Это была не ночь. Это прошло сто ночей. Падая в черный омут, она думала: лучше вколоть в себя наркоту, чем вот так. Как?! Ей показывали, как, и она повторяла. К ее губам придвигался край чашки, и она пила. Люба налила вина в фарфоровую чашку, поставила ее на зеркальный столик. Время от времени горячее тело рядом с ней засыпало, вздрагивало во сне, и Алла с облегчением вытягивалась на крахмальных простынях: Господи, все!.. — но жаркая плоть оживала через миг, и все начиналось сначала.
Изгибался коромыслом хребет. Распахивались, как лепестки цветка, колени. А может, все было проще, грубее. Просто два потных горячих женских тела сплетались и расплетались на кровати. О нет, все было не так просто. Когда нагие пальцы погружались в костер жадного рта, она кричала, продлевая счастье ожога. Во тьме над головой той, что ее целовала, вставало сияние. А может, это горел фонарь за окном в ноябрьской тьме.
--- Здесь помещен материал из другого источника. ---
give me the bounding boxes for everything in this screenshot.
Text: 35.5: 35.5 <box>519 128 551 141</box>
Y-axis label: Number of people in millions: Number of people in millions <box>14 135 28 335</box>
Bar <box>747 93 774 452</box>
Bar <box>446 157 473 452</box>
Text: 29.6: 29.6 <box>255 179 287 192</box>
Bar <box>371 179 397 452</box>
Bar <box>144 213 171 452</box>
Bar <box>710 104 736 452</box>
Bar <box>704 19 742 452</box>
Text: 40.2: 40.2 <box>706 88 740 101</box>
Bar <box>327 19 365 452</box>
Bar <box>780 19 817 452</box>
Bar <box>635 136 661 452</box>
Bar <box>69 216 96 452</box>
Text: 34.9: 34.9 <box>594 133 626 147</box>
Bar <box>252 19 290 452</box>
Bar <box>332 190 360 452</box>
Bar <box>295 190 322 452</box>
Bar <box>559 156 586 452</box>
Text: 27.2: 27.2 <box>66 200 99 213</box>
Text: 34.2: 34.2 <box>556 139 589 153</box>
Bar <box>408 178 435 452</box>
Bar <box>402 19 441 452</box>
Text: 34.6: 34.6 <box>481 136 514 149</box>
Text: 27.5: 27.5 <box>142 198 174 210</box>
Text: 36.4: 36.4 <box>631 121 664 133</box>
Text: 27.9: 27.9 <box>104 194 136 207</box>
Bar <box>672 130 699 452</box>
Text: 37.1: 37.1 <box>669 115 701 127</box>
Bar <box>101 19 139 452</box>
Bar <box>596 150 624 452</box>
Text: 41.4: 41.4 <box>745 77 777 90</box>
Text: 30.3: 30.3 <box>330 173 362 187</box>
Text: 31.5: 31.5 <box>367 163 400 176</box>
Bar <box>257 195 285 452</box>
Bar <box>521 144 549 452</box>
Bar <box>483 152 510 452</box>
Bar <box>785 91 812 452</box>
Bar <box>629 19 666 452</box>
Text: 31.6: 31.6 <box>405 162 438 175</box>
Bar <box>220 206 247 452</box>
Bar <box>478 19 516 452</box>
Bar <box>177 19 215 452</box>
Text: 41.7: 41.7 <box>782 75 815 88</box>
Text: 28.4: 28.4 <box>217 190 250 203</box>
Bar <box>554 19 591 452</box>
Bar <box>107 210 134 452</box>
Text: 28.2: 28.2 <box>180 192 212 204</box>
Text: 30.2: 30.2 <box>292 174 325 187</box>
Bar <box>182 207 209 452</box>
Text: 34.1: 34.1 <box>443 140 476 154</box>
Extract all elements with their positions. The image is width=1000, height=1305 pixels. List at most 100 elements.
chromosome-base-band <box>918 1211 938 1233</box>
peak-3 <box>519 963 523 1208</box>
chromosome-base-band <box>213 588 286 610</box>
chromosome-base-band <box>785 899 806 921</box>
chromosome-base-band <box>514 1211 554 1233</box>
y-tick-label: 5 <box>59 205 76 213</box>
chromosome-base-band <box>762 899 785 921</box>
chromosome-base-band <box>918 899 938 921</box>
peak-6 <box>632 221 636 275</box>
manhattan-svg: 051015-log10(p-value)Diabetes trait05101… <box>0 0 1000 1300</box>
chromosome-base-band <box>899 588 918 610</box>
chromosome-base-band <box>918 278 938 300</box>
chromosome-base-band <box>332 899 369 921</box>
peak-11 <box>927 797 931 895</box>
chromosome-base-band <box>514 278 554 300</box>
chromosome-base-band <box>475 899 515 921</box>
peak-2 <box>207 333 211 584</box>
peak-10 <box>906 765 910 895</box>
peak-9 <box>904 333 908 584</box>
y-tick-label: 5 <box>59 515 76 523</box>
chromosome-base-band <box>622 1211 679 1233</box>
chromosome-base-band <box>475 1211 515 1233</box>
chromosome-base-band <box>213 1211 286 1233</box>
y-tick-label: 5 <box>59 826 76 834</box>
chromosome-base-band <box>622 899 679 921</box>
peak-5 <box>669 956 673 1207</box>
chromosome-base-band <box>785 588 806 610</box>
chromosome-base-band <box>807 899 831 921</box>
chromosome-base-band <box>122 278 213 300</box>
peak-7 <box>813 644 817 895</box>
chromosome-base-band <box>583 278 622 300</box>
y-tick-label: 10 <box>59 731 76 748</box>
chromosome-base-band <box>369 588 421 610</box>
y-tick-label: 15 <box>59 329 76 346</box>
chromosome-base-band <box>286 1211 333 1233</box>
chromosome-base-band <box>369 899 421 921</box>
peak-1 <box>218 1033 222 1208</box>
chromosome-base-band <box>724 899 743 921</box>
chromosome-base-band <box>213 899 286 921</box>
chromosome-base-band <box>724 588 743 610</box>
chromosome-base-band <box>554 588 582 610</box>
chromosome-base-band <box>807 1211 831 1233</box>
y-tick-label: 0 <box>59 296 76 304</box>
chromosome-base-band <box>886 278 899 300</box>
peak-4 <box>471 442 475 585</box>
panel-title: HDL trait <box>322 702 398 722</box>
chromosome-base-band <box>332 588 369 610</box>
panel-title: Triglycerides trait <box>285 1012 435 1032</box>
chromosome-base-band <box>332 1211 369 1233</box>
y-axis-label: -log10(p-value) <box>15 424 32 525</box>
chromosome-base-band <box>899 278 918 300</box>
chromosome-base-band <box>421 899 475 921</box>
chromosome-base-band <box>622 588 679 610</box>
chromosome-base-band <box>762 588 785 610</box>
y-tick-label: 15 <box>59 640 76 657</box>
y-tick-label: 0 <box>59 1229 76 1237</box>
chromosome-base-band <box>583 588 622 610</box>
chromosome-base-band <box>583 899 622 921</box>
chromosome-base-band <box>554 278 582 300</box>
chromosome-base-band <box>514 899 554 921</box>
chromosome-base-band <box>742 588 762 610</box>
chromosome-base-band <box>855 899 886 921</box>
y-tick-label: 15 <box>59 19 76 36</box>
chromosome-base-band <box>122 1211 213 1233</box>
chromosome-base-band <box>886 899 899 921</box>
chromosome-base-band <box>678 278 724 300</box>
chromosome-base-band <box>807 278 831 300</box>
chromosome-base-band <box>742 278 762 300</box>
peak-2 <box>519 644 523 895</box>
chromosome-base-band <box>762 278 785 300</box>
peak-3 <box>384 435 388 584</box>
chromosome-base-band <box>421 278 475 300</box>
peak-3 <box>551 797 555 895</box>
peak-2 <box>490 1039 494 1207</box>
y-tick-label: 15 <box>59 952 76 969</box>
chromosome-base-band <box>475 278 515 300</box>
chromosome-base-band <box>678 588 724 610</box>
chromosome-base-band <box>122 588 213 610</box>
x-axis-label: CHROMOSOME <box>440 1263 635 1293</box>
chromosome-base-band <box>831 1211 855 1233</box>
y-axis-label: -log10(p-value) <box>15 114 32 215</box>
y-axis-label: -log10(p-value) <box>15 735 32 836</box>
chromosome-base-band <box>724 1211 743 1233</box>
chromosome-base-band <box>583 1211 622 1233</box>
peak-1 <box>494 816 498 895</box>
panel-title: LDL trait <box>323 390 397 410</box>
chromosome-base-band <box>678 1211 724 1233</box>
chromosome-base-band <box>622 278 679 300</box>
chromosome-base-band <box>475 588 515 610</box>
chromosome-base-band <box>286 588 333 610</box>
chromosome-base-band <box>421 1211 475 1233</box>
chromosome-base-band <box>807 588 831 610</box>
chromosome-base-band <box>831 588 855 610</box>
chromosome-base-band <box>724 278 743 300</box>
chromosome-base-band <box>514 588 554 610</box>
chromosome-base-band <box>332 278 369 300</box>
Алла проснулась оттого, что ее рука, протягиваясь по одеялу, нащупала и сжала что-то странно-тяжелое, дико-холодное. Круглое, с режущими ладонь выпуклостями рельефа. Сначала она подумала: брелок для ключей! Для брелока металлический шар был слишком велик. Алла помотала головой, просыпаясь, и поглядела на Любу. Люба спала поверх одеяла, раскинувшись, будто царица в будуаре. Алла повела глазами вбок. И правда, у Башкирцевой не хуже, чем в Эрмитаже. Это ж надо так хату антикваром набить. Не спальня, а просто Малахитовый зал. По стенам перламутр, на столешницах инкрустации, по углам — японские и китайские вазы с росписями тонкой кисточкой — закачаешься, — белье… Алла сглотнула. На таком кружевном белье можно бы переспать не то что с Любой — с макакой резус. Голландские кружева?.. Бельгийские?..
Она поняла, что Люба убита, и стала судорожно одеваться. Она засунула странный железный цветок в карман пиджака. Дрожа, зачем-то затолкала в сумочку журнал, валявшийся на инкрустированном столике. Она не сознавала, что делала.
Мимо всех спящих. Мимо кровати с мертвым телом, что недавно обнимало и жгло. Мимо рассыпанных по дивану долларов — у кого-то выпали из кармана. Мимо чужих жизней. Это не твои жизни, Алла. И никогда не станут твоими.